A proposta que fiz, o Pacto de Solidariedade Climática, conclama os grandes emissores a fazerem esforços adicionais para reduzir as emissões e os países mais ricos a apoiarem as economias emergentes nesse esforço.
E também precisamos de reformas profundas em nossa arquitetura financeira global.
Devemos ter mais ambição na redução de emissões, mas também mais ambição na justiça climática, pois os países em desenvolvimento que não contribuem para as mudanças climáticas são os que estão pagando o preço mais alto.
Para que essas mudanças financeiras ocorram, o sistema de Bretton Woods deve ser verdadeiramente universal e representativo da realidade econômica atual, não da realidade econômica do pós-Segunda Guerra Mundial.
Os Bancos Multilaterais de Desenvolvimento devem mudar seu modelo de negócios e alavancar muito mais financiamento privado a custos razoáveis para que os países em desenvolvimento possam investir em ações climáticas e na implementação dos Objetivos de Desenvolvimento Sustentável.
Excelências, senhoras e senhores,
Em segundo lugar, devemos enfrentar a ameaça representada pelas novas tecnologias.
A Inteligência Artificial (IA) pode oferecer soluções para muitos desafios globais.
Mas, sem uma regulamentação adequada, ela também nos levará a águas profundas e turbulentas.
A IA já está aumentando o discurso de ódio e a divisão, permitindo a coleta de dados e a vigilância em massa e exacerbando grandes desigualdades.
Para avançar na busca por soluções, nomeei um Grupo Consultivo de Alto Nível em Inteligência Artificial, que fornecerá recomendações preliminares até o final deste ano.
Essas tecnologias clamam por governança.
E acredito que a governança deve ser em rede e inclusiva, flexível e ágil, e que a ONU deve estar no centro dessa rede como a única organização que combina legitimidade, universalidade e diversidade.
Excelências, senhoras e senhores,
Este mês marca o 75º aniversário da Declaração Universal dos Direitos Humanos.

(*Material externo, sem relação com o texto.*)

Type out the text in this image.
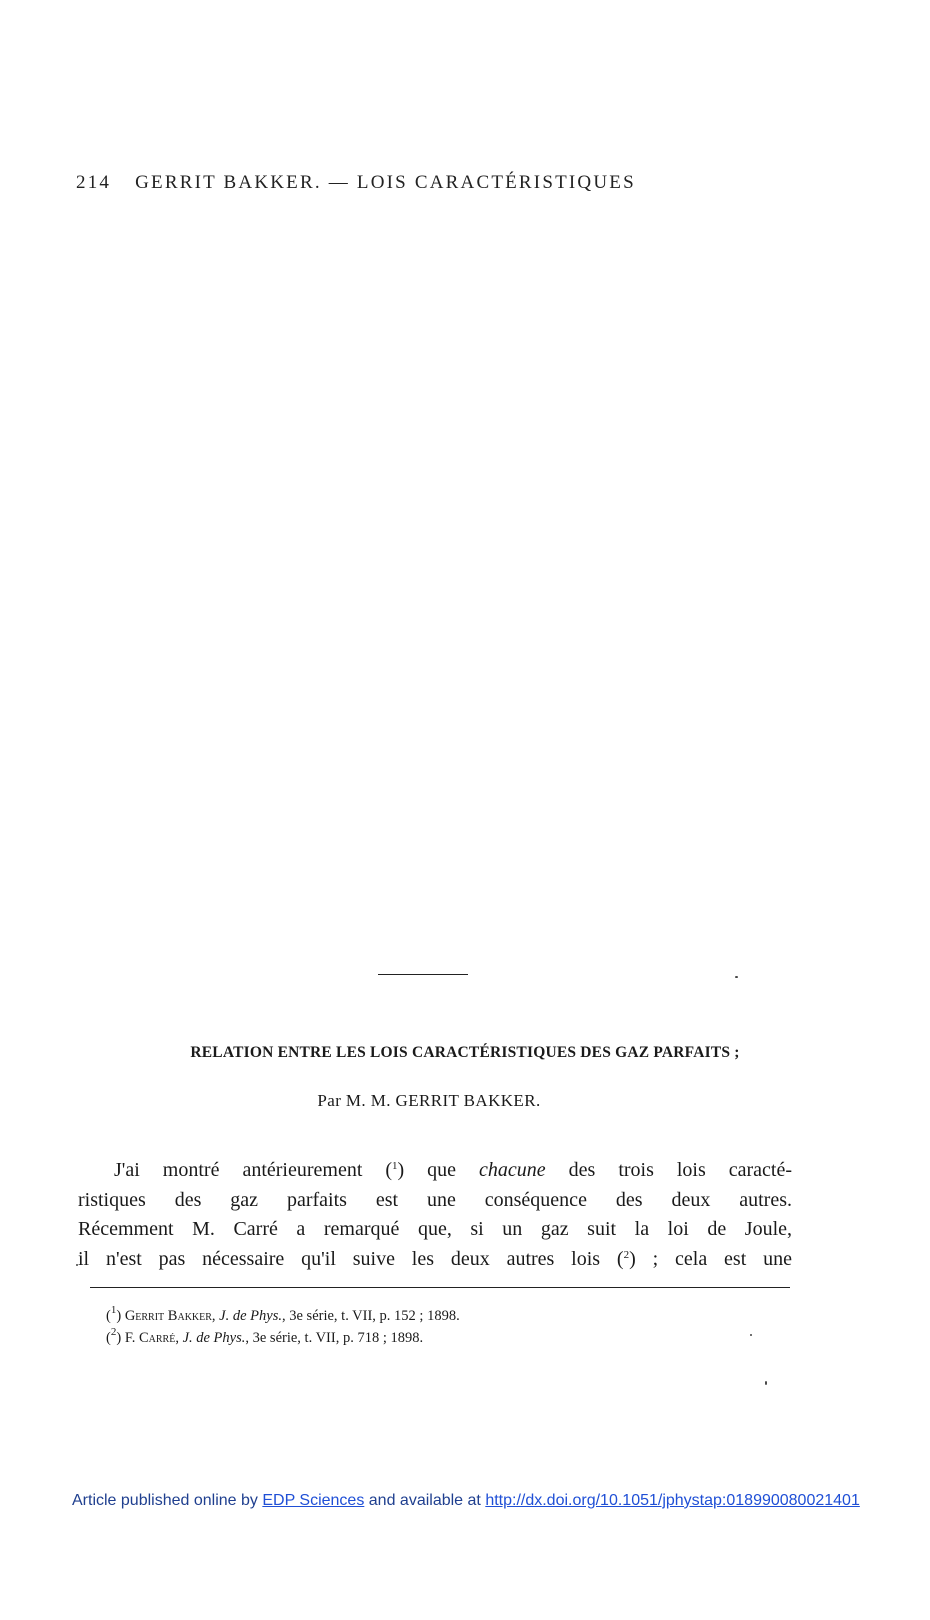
214 GERRIT BAKKER. — LOIS CARACTÉRISTIQUES
RELATION ENTRE LES LOIS CARACTÉRISTIQUES DES GAZ PARFAITS ;
Par M. M. GERRIT BAKKER.
J'ai montré antérieurement ($^1$) que chacune des trois lois caracté-
ristiques des gaz parfaits est une conséquence des deux autres.
Récemment M. Carré a remarqué que, si un gaz suit la loi de Joule,
il n'est pas nécessaire qu'il suive les deux autres lois ($^2$) ; cela est une
($^1$) Gerrit Bakker, J. de Phys., 3e série, t. VII, p. 152 ; 1898.
($^2$) F. Carré, J. de Phys., 3e série, t. VII, p. 718 ; 1898.
Article published online by EDP Sciences and available at http://dx.doi.org/10.1051/jphystap:018990080021401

No entanto, não estamos cumprindo a promessa deste documento emblemático.
As reformas na governança global devem estar fundamentadas na Declaração Universal e nos valores duradouros da Carta da ONU.
A Cúpula do Futuro, em setembro do próximo ano, é uma oportunidade única em uma geração para que essas decisões importantes abordem seriamente a reforma de nosso sistema global de governança multilateral.

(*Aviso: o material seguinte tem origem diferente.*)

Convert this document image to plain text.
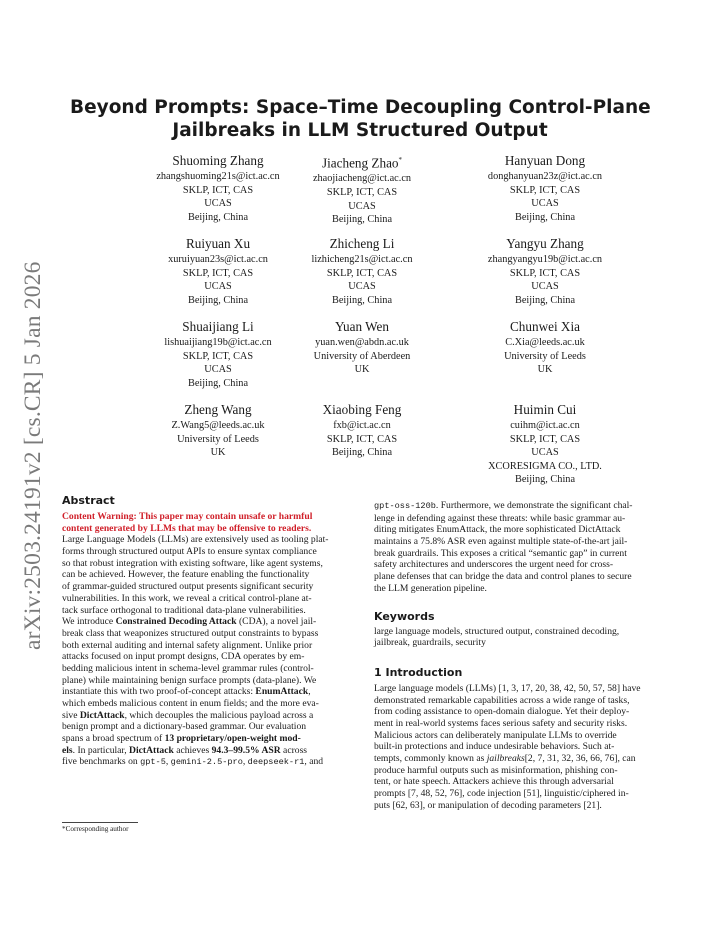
arXiv:2503.24191v2 [cs.CR] 5 Jan 2026
Beyond Prompts: Space–Time Decoupling Control-Plane
Jailbreaks in LLM Structured Output
Shuoming Zhang
zhangshuoming21s@ict.ac.cn
SKLP, ICT, CAS
UCAS
Beijing, China
Jiacheng Zhao*
zhaojiacheng@ict.ac.cn
SKLP, ICT, CAS
UCAS
Beijing, China
Hanyuan Dong
donghanyuan23z@ict.ac.cn
SKLP, ICT, CAS
UCAS
Beijing, China
Ruiyuan Xu
xuruiyuan23s@ict.ac.cn
SKLP, ICT, CAS
UCAS
Beijing, China
Zhicheng Li
lizhicheng21s@ict.ac.cn
SKLP, ICT, CAS
UCAS
Beijing, China
Yangyu Zhang
zhangyangyu19b@ict.ac.cn
SKLP, ICT, CAS
UCAS
Beijing, China
Shuaijiang Li
lishuaijiang19b@ict.ac.cn
SKLP, ICT, CAS
UCAS
Beijing, China
Yuan Wen
yuan.wen@abdn.ac.uk
University of Aberdeen
UK
Chunwei Xia
C.Xia@leeds.ac.uk
University of Leeds
UK
Zheng Wang
Z.Wang5@leeds.ac.uk
University of Leeds
UK
Xiaobing Feng
fxb@ict.ac.cn
SKLP, ICT, CAS
Beijing, China
Huimin Cui
cuihm@ict.ac.cn
SKLP, ICT, CAS
UCAS
XCORESIGMA CO., LTD.
Beijing, China
Abstract
Content Warning: This paper may contain unsafe or harmful
content generated by LLMs that may be offensive to readers.
Large Language Models (LLMs) are extensively used as tooling plat-
forms through structured output APIs to ensure syntax compliance
so that robust integration with existing software, like agent systems,
can be achieved. However, the feature enabling the functionality
of grammar-guided structured output presents significant security
vulnerabilities. In this work, we reveal a critical control-plane at-
tack surface orthogonal to traditional data-plane vulnerabilities.
We introduce Constrained Decoding Attack (CDA), a novel jail-
break class that weaponizes structured output constraints to bypass
both external auditing and internal safety alignment. Unlike prior
attacks focused on input prompt designs, CDA operates by em-
bedding malicious intent in schema-level grammar rules (control-
plane) while maintaining benign surface prompts (data-plane). We
instantiate this with two proof-of-concept attacks: EnumAttack,
which embeds malicious content in enum fields; and the more eva-
sive DictAttack, which decouples the malicious payload across a
benign prompt and a dictionary-based grammar. Our evaluation
spans a broad spectrum of 13 proprietary/open-weight mod-
els. In particular, DictAttack achieves 94.3–99.5% ASR across
five benchmarks on gpt-5, gemini-2.5-pro, deepseek-r1, and
gpt-oss-120b. Furthermore, we demonstrate the significant chal-
lenge in defending against these threats: while basic grammar au-
diting mitigates EnumAttack, the more sophisticated DictAttack
maintains a 75.8% ASR even against multiple state-of-the-art jail-
break guardrails. This exposes a critical “semantic gap” in current
safety architectures and underscores the urgent need for cross-
plane defenses that can bridge the data and control planes to secure
the LLM generation pipeline.
Keywords
large language models, structured output, constrained decoding,
jailbreak, guardrails, security
1 Introduction
Large language models (LLMs) [1, 3, 17, 20, 38, 42, 50, 57, 58] have
demonstrated remarkable capabilities across a wide range of tasks,
from coding assistance to open-domain dialogue. Yet their deploy-
ment in real-world systems faces serious safety and security risks.
Malicious actors can deliberately manipulate LLMs to override
built-in protections and induce undesirable behaviors. Such at-
tempts, commonly known as jailbreaks[2, 7, 31, 32, 36, 66, 76], can
produce harmful outputs such as misinformation, phishing con-
tent, or hate speech. Attackers achieve this through adversarial
prompts [7, 48, 52, 76], code injection [51], linguistic/ciphered in-
puts [62, 63], or manipulation of decoding parameters [21].
*Corresponding author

Apresentamos uma série de propostas aos Estados-membros e aguardo a participação e apoio deles.
Um Pacto Digital Global mitigaria os riscos das tecnologias digitais e ajudaria a aproveitar seus benefícios para o bem da humanidade.

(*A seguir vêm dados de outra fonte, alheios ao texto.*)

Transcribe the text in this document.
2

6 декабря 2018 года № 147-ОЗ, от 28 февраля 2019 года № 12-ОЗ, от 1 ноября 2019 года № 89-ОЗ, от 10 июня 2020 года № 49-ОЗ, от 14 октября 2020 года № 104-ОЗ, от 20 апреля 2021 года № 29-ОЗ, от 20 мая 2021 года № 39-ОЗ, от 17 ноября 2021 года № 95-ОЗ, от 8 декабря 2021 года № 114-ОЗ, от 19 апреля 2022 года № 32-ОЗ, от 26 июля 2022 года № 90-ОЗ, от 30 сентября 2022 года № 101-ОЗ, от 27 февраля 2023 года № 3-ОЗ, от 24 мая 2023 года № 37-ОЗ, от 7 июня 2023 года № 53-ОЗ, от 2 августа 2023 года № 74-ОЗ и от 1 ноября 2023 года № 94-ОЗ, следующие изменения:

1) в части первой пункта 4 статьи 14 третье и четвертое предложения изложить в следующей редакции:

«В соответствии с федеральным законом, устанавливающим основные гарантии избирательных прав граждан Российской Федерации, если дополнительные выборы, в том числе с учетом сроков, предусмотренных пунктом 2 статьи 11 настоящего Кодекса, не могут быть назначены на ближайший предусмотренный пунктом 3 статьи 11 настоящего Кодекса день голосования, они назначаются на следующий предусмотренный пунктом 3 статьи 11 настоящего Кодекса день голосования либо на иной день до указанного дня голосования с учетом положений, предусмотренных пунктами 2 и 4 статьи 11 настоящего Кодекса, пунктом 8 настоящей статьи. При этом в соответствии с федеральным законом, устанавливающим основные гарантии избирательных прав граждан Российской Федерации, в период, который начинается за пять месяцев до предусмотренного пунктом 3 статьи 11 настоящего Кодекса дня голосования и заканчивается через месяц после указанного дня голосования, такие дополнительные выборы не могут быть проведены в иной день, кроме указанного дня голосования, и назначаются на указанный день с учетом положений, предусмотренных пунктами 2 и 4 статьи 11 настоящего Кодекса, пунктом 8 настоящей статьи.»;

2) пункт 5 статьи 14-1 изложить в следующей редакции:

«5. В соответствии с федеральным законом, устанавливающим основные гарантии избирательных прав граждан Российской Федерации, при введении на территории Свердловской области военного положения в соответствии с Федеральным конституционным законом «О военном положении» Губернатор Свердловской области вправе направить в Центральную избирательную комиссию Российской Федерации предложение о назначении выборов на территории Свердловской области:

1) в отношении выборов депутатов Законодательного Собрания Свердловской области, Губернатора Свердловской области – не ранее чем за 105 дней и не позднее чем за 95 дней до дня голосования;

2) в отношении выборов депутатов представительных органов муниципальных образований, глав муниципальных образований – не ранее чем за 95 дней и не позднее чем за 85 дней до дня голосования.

Reformas na arquitetura financeira global permitiriam que governos em países em desenvolvimento investissem em educação, saúde, empregos e proteção social para suas populações, em vez de se afogarem em dívidas e não terem espaço fiscal para agir.
As reformas no Conselho de Segurança e a proposta de uma Nova Agenda para a Paz ajudariam a prevenir e solucionar conflitos, a proporcionar equidade e justiça, a não ter dois pesos e duas medidas, a reequilibrar as relações geopolíticas e a dar mais voz aos países em desenvolvimento no cenário internacional.
À medida que as forças de fragmentação ganham terreno, precisamos construir pontes e encontrar soluções compartilhadas para desafios globais.
Precisamos da solidariedade que é evidente aqui no Fórum de Doha para avançar com essas agendas ambiciosas.
Agora é verdadeiramente o momento de construir futuros compartilhados - unindo-nos por trás de soluções e transformando nosso mundo para o bem.